I’m trying to understand the policy used to determine to which prior branches are particular security fixes backported. Let me explain based on a few recent examples.
Right now, branches down to 3.8 are still security supported. We’ve had a few security releases for 3.8 through 3.10 and they included a number of security backports. Afterwards, 3.11 and newer branches were released, and also included some security fixes.
I think that Use After Free in deque_index_impl · Issue #115243 · python/cpython · GitHub is not a security issue. It is a minor regular issue. Identical issues in other collections were fixed several years ago, it is surprisingly that this one slipped through the sieve. It can cause a crash if the code uses threads, deques, and comparison on equality of deques, and you are very unlucky. The crash condition does not depend directly on the user input, and in general is not controllable, unless you write a special Python code to trigger it.

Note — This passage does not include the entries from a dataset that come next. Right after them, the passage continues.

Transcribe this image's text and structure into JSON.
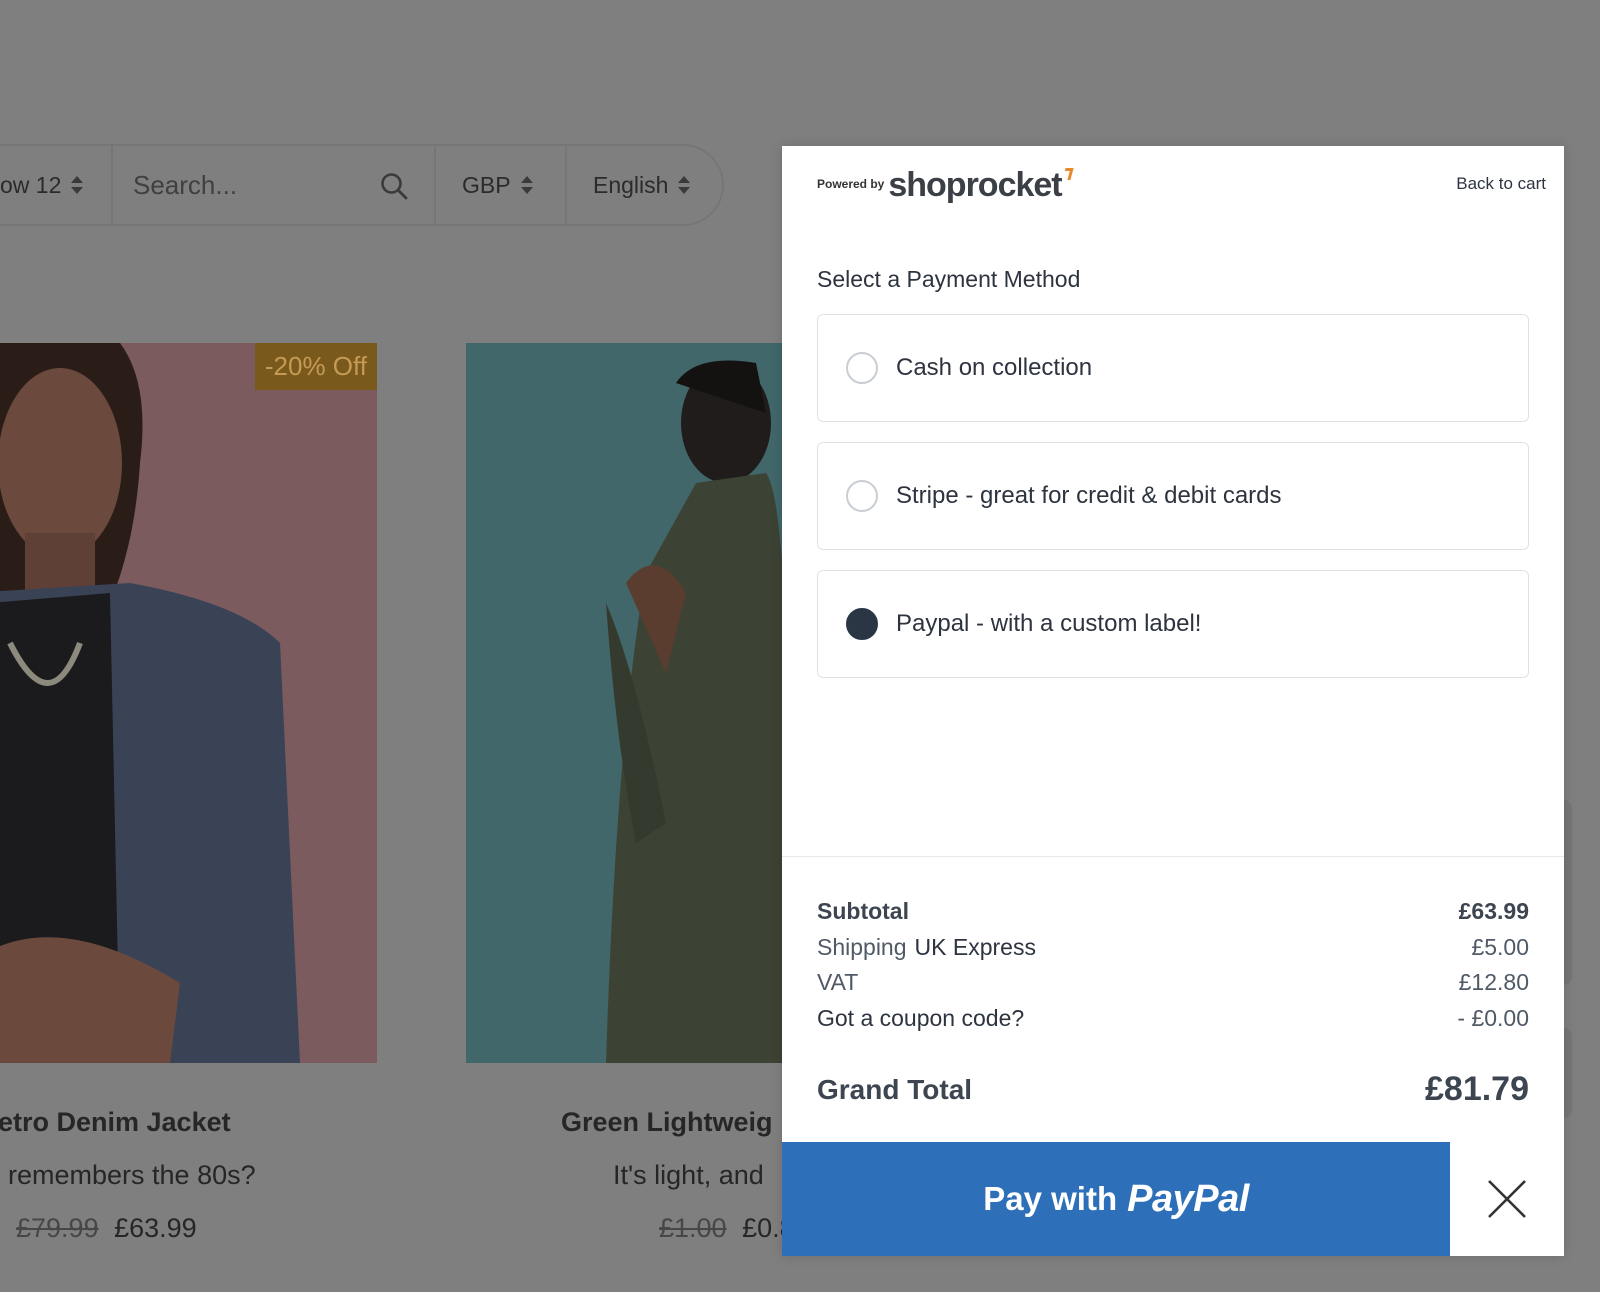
{
  "toolbar": {
    "show_label": "ow 12",
    "search_placeholder": "Search...",
    "currency": "GBP",
    "language": "English"
  },
  "products": [
    {
      "badge": "-20% Off",
      "title": "etro Denim Jacket",
      "description": " remembers the 80s?",
      "old_price": "£79.99",
      "price": "£63.99"
    },
    {
      "title": "Green Lightweig",
      "description": "It's light, and",
      "old_price": "£1.00",
      "price": "£0.8"
    }
  ],
  "checkout": {
    "powered_by": "Powered by",
    "brand": "shoprocket",
    "back_link": "Back to cart",
    "payment_title": "Select a Payment Method",
    "payment_methods": [
      {
        "label": "Cash on collection",
        "selected": false
      },
      {
        "label": "Stripe - great for credit & debit cards",
        "selected": false
      },
      {
        "label": "Paypal - with a custom label!",
        "selected": true
      }
    ],
    "summary": {
      "subtotal_label": "Subtotal",
      "subtotal": "£63.99",
      "shipping_label": "Shipping",
      "shipping_method": "UK Express",
      "shipping": "£5.00",
      "vat_label": "VAT",
      "vat": "£12.80",
      "coupon_label": "Got a coupon code?",
      "coupon": "- £0.00",
      "grand_total_label": "Grand Total",
      "grand_total": "£81.79"
    },
    "pay_button": {
      "prefix": "Pay with",
      "brand": "PayPal"
    },
    "close_icon": "close-icon"
  },
  "colors": {
    "paypal_blue": "#2d6fb8",
    "overlay": "#7f7f7f",
    "text_dark": "#2d3440",
    "badge_orange": "#7a5a1c"
  }
}
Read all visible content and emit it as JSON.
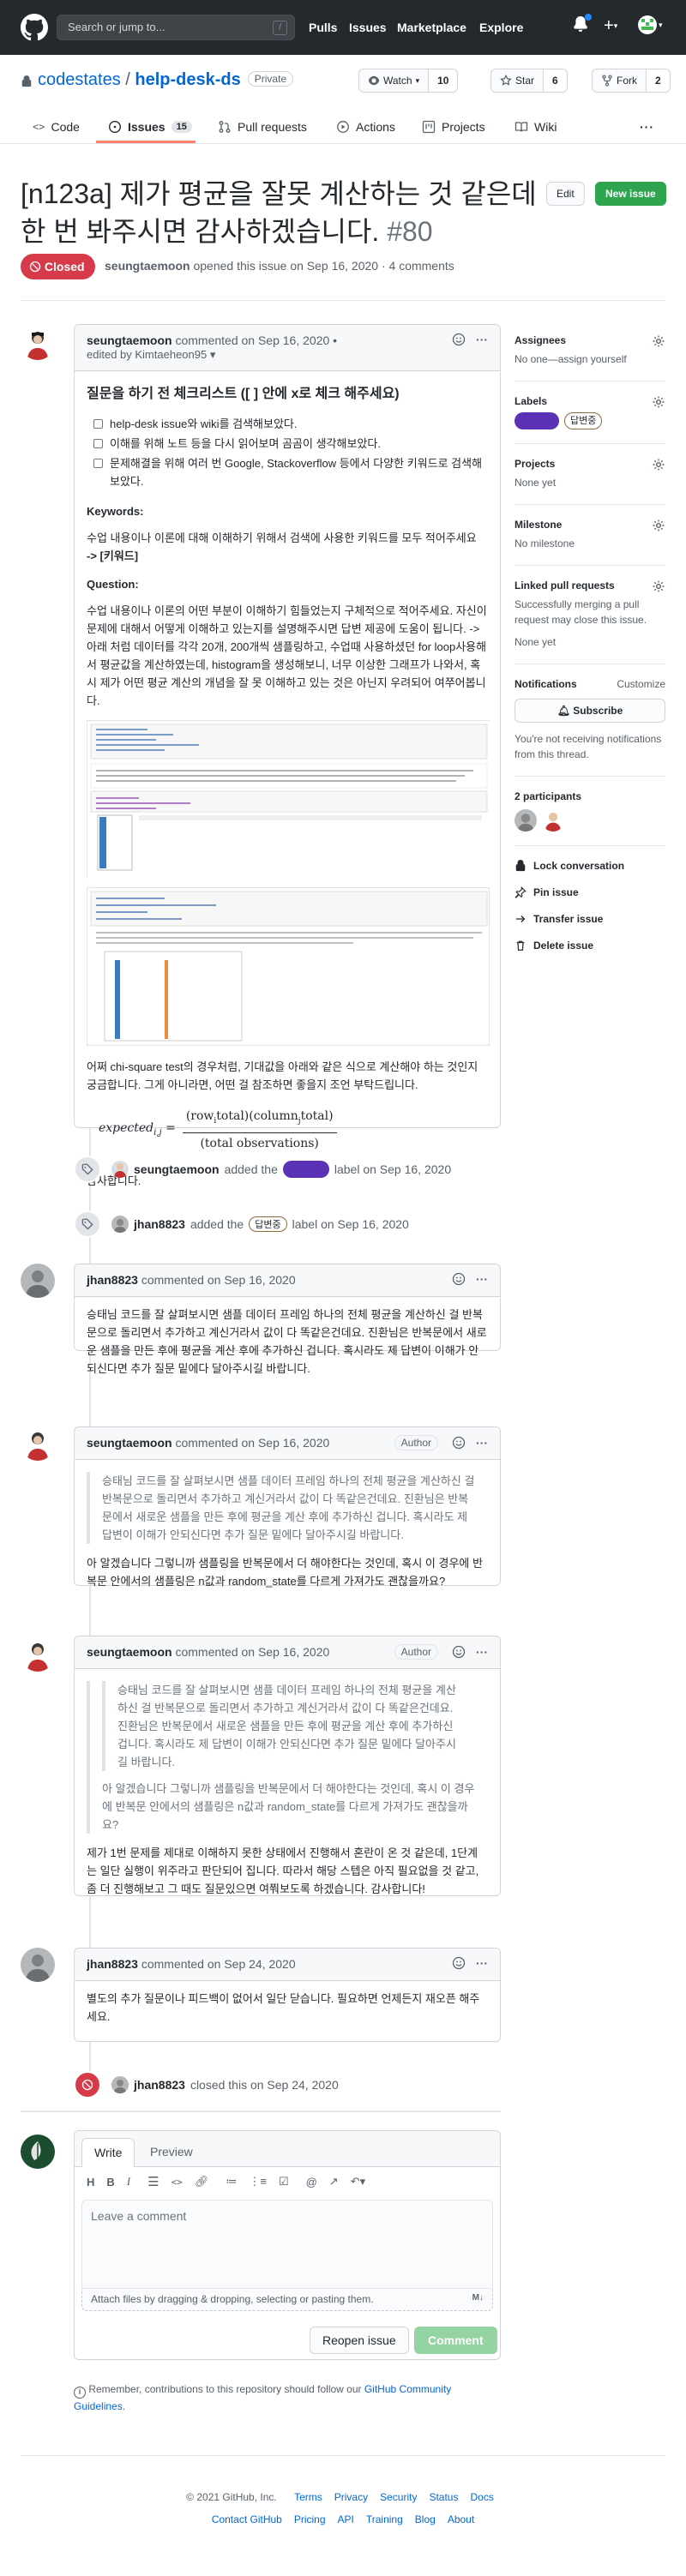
{
  "header": {
    "search_placeholder": "Search or jump to...",
    "slash": "/",
    "nav": [
      "Pulls",
      "Issues",
      "Marketplace",
      "Explore"
    ]
  },
  "repo": {
    "owner": "codestates",
    "sep": " / ",
    "name": "help-desk-ds",
    "visibility": "Private",
    "watch_label": "Watch",
    "watch_count": "10",
    "star_label": "Star",
    "star_count": "6",
    "fork_label": "Fork",
    "fork_count": "2"
  },
  "tabs": {
    "code": "Code",
    "issues": "Issues",
    "issues_count": "15",
    "pulls": "Pull requests",
    "actions": "Actions",
    "projects": "Projects",
    "wiki": "Wiki"
  },
  "issue": {
    "title": "[n123a] 제가 평균을 잘못 계산하는 것 같은데 한 번 봐주시면 감사하겠습니다.",
    "number": "#80",
    "edit": "Edit",
    "new_issue": "New issue",
    "state": "Closed",
    "author": "seungtaemoon",
    "meta_rest": "opened this issue on Sep 16, 2020 · 4 comments"
  },
  "first_comment": {
    "author": "seungtaemoon",
    "when": "commented on Sep 16, 2020 •",
    "edited": "edited by Kimtaeheon95 ▾",
    "checklist_title": "질문을 하기 전 체크리스트 ([ ] 안에 x로 체크 해주세요)",
    "checks": [
      "help-desk issue와 wiki를 검색해보았다.",
      "이해를 위해 노트 등을 다시 읽어보며 곰곰이 생각해보았다.",
      "문제해결을 위해 여러 번 Google, Stackoverflow 등에서 다양한 키워드로 검색해 보았다."
    ],
    "keywords_h": "Keywords:",
    "keywords_p": "수업 내용이나 이론에 대해 이해하기 위해서 검색에 사용한 키워드를 모두 적어주세요",
    "keywords_b": "-> [키워드]",
    "question_h": "Question:",
    "question_p": "수업 내용이나 이론의 어떤 부분이 이해하기 힘들었는지 구체적으로 적어주세요. 자신이 문제에 대해서 어떻게 이해하고 있는지를 설명해주시면 답변 제공에 도움이 됩니다. -> 아래 처럼 데이터를 각각 20개, 200개씩 샘플링하고, 수업때 사용하셨던 for loop사용해서 평균값을 계산하였는데, histogram을 생성해보니, 너무 이상한 그래프가 나와서, 혹시 제가 어떤 평균 계산의 개념을 잘 못 이해하고 있는 것은 아닌지 우려되어 여쭈어봅니다.",
    "chi_p": "어쩌 chi-square test의 경우처럼, 기대값을 아래와 같은 식으로 계산해야 하는 것인지 궁금합니다. 그게 아니라면, 어떤 걸 참조하면 좋을지 조언 부탁드립니다.",
    "formula_lhs": "expected",
    "formula_sub": "i,j",
    "formula_num": "(row",
    "formula_num_i": "i",
    "formula_num_mid": "total)(column",
    "formula_num_j": "j",
    "formula_num_end": "total)",
    "formula_den": "(total observations)",
    "thanks": "감사합니다."
  },
  "events": {
    "e1_user": "seungtaemoon",
    "e1_added": "added the",
    "e1_tail": "label on Sep 16, 2020",
    "e2_user": "jhan8823",
    "e2_added": "added the",
    "e2_label": "답변중",
    "e2_tail": "label on Sep 16, 2020",
    "close_user": "jhan8823",
    "close_tail": "closed this on Sep 24, 2020"
  },
  "comments": [
    {
      "author": "jhan8823",
      "when": "commented on Sep 16, 2020",
      "body": "승태님 코드를 잘 살펴보시면 샘플 데이터 프레임 하나의 전체 평균을 계산하신 걸 반복문으로 돌리면서 추가하고 계신거라서 값이 다 똑같은건데요. 진환님은 반복문에서 새로운 샘플을 만든 후에 평균을 계산 후에 추가하신 겁니다. 혹시라도 제 답변이 이해가 안 되신다면 추가 질문 밑에다 달아주시길 바랍니다."
    },
    {
      "author": "seungtaemoon",
      "when": "commented on Sep 16, 2020",
      "badge": "Author",
      "quote": "승태님 코드를 잘 살펴보시면 샘플 데이터 프레임 하나의 전체 평균을 계산하신 걸 반복문으로 돌리면서 추가하고 계신거라서 값이 다 똑같은건데요. 진환님은 반복문에서 새로운 샘플을 만든 후에 평균을 계산 후에 추가하신 겁니다. 혹시라도 제 답변이 이해가 안되신다면 추가 질문 밑에다 달아주시길 바랍니다.",
      "body": "아 알겠습니다 그렇니까 샘플링을 반복문에서 더 해야한다는 것인데, 혹시 이 경우에 반복문 안에서의 샘플링은 n값과 random_state를 다르게 가져가도 괜찮을까요?"
    },
    {
      "author": "seungtaemoon",
      "when": "commented on Sep 16, 2020",
      "badge": "Author",
      "quote1": "승태님 코드를 잘 살펴보시면 샘플 데이터 프레임 하나의 전체 평균을 계산하신 걸 반복문으로 돌리면서 추가하고 계신거라서 값이 다 똑같은건데요. 진환님은 반복문에서 새로운 샘플을 만든 후에 평균을 계산 후에 추가하신 겁니다. 혹시라도 제 답변이 이해가 안되신다면 추가 질문 밑에다 달아주시길 바랍니다.",
      "quote2": "아 알겠습니다 그렇니까 샘플링을 반복문에서 더 해야한다는 것인데, 혹시 이 경우에 반복문 안에서의 샘플링은 n값과 random_state를 다르게 가져가도 괜찮을까요?",
      "body": "제가 1번 문제를 제대로 이해하지 못한 상태에서 진행해서 혼란이 온 것 같은데, 1단계는 일단 실행이 위주라고 판단되어 집니다. 따라서 해당 스텝은 아직 필요없을 것 같고, 좀 더 진행해보고 그 때도 질문있으면 여쭤보도록 하겠습니다. 감사합니다!"
    },
    {
      "author": "jhan8823",
      "when": "commented on Sep 24, 2020",
      "body": "별도의 추가 질문이나 피드백이 없어서 일단 닫습니다. 필요하면 언제든지 재오픈 해주세요."
    }
  ],
  "sidebar": {
    "assignees": "Assignees",
    "assignees_none": "No one—assign yourself",
    "labels": "Labels",
    "label2": "답변중",
    "projects": "Projects",
    "projects_none": "None yet",
    "milestone": "Milestone",
    "milestone_none": "No milestone",
    "linked": "Linked pull requests",
    "linked_desc": "Successfully merging a pull request may close this issue.",
    "linked_none": "None yet",
    "notifications": "Notifications",
    "customize": "Customize",
    "subscribe": "Subscribe",
    "notif_desc": "You're not receiving notifications from this thread.",
    "participants": "2 participants",
    "lock": "Lock conversation",
    "pin": "Pin issue",
    "transfer": "Transfer issue",
    "delete": "Delete issue"
  },
  "editor": {
    "write": "Write",
    "preview": "Preview",
    "placeholder": "Leave a comment",
    "attach": "Attach files by dragging & dropping, selecting or pasting them.",
    "reopen": "Reopen issue",
    "comment": "Comment"
  },
  "remember": {
    "text": "Remember, contributions to this repository should follow our",
    "link": "GitHub Community Guidelines",
    "end": "."
  },
  "footer": {
    "copyright": "© 2021 GitHub, Inc.",
    "row1": [
      "Terms",
      "Privacy",
      "Security",
      "Status",
      "Docs"
    ],
    "row2": [
      "Contact GitHub",
      "Pricing",
      "API",
      "Training",
      "Blog",
      "About"
    ]
  },
  "colors": {
    "closed": "#d73a49",
    "new_issue": "#2ea44f",
    "label_purple": "#5b31b6",
    "link": "#0366d6"
  }
}
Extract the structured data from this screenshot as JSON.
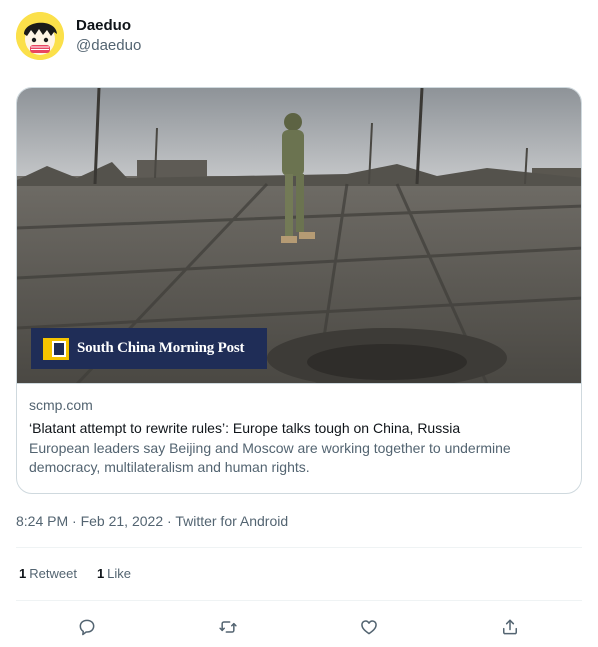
{
  "author": {
    "display_name": "Daeduo",
    "handle": "@daeduo",
    "avatar_icon": "cartoon-avatar-icon"
  },
  "card": {
    "brand_text": "South China Morning Post",
    "domain": "scmp.com",
    "title": "‘Blatant attempt to rewrite rules’: Europe talks tough on China, Russia",
    "description": "European leaders say Beijing and Moscow are working together to undermine democracy, multilateralism and human rights."
  },
  "meta": {
    "time": "8:24 PM",
    "separator1": " · ",
    "date": "Feb 21, 2022",
    "separator2": " · ",
    "source": "Twitter for Android"
  },
  "stats": {
    "retweets_count": "1",
    "retweets_label": "Retweet",
    "likes_count": "1",
    "likes_label": "Like"
  },
  "actions": {
    "reply_icon": "reply-icon",
    "retweet_icon": "retweet-icon",
    "like_icon": "heart-icon",
    "share_icon": "share-icon"
  },
  "colors": {
    "text": "#0f1419",
    "secondary": "#536471",
    "border": "#cfd9de",
    "scmp_navy": "#1f2d57",
    "scmp_yellow": "#f5c400"
  }
}
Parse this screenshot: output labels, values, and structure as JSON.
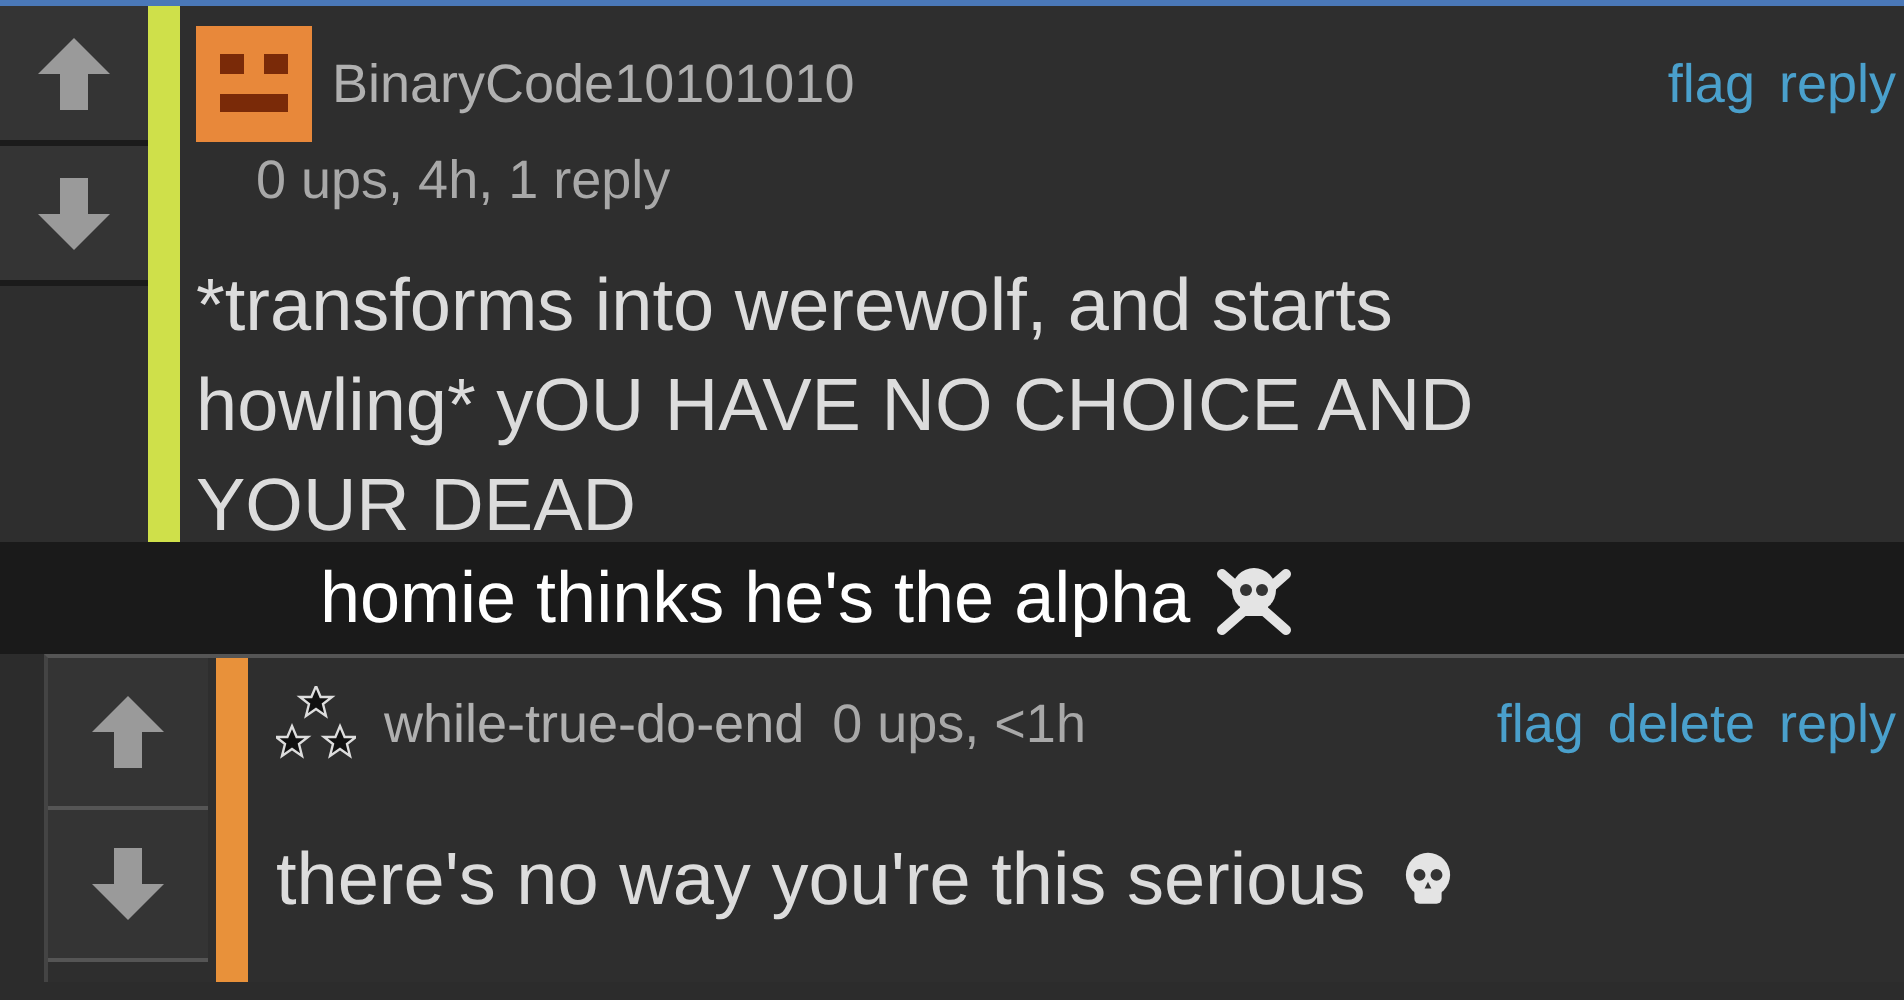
{
  "comments": [
    {
      "kind": "top",
      "color": "#cfe04a",
      "username": "BinaryCode10101010",
      "meta": "0 ups, 4h, 1 reply",
      "actions": [
        "flag",
        "reply"
      ],
      "body": "*transforms into werewolf, and starts howling* yOU HAVE NO CHOICE AND YOUR DEAD"
    },
    {
      "kind": "reply",
      "color": "#e8913a",
      "username": "while-true-do-end",
      "meta": "0 ups, <1h",
      "actions": [
        "flag",
        "delete",
        "reply"
      ],
      "body": "there's no way you're this serious"
    }
  ],
  "caption": {
    "text": "homie thinks he's the alpha"
  }
}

Serhiy is correct, we usually backport crashers all the way back even if they aren’t otherwise marked as “Security”, because they might be denial-of-service in conjunction with other functionality of the user’s application. But that depends on backportability, if something’s too tricky to bring back to 3.8 then we won’t bother without a CVE.
In this case, we’re looking into the ssl one, while the other I think is mislabeled in NEWS. But since it’s already labeled as such, I have no qualms over porting it all the way back as well.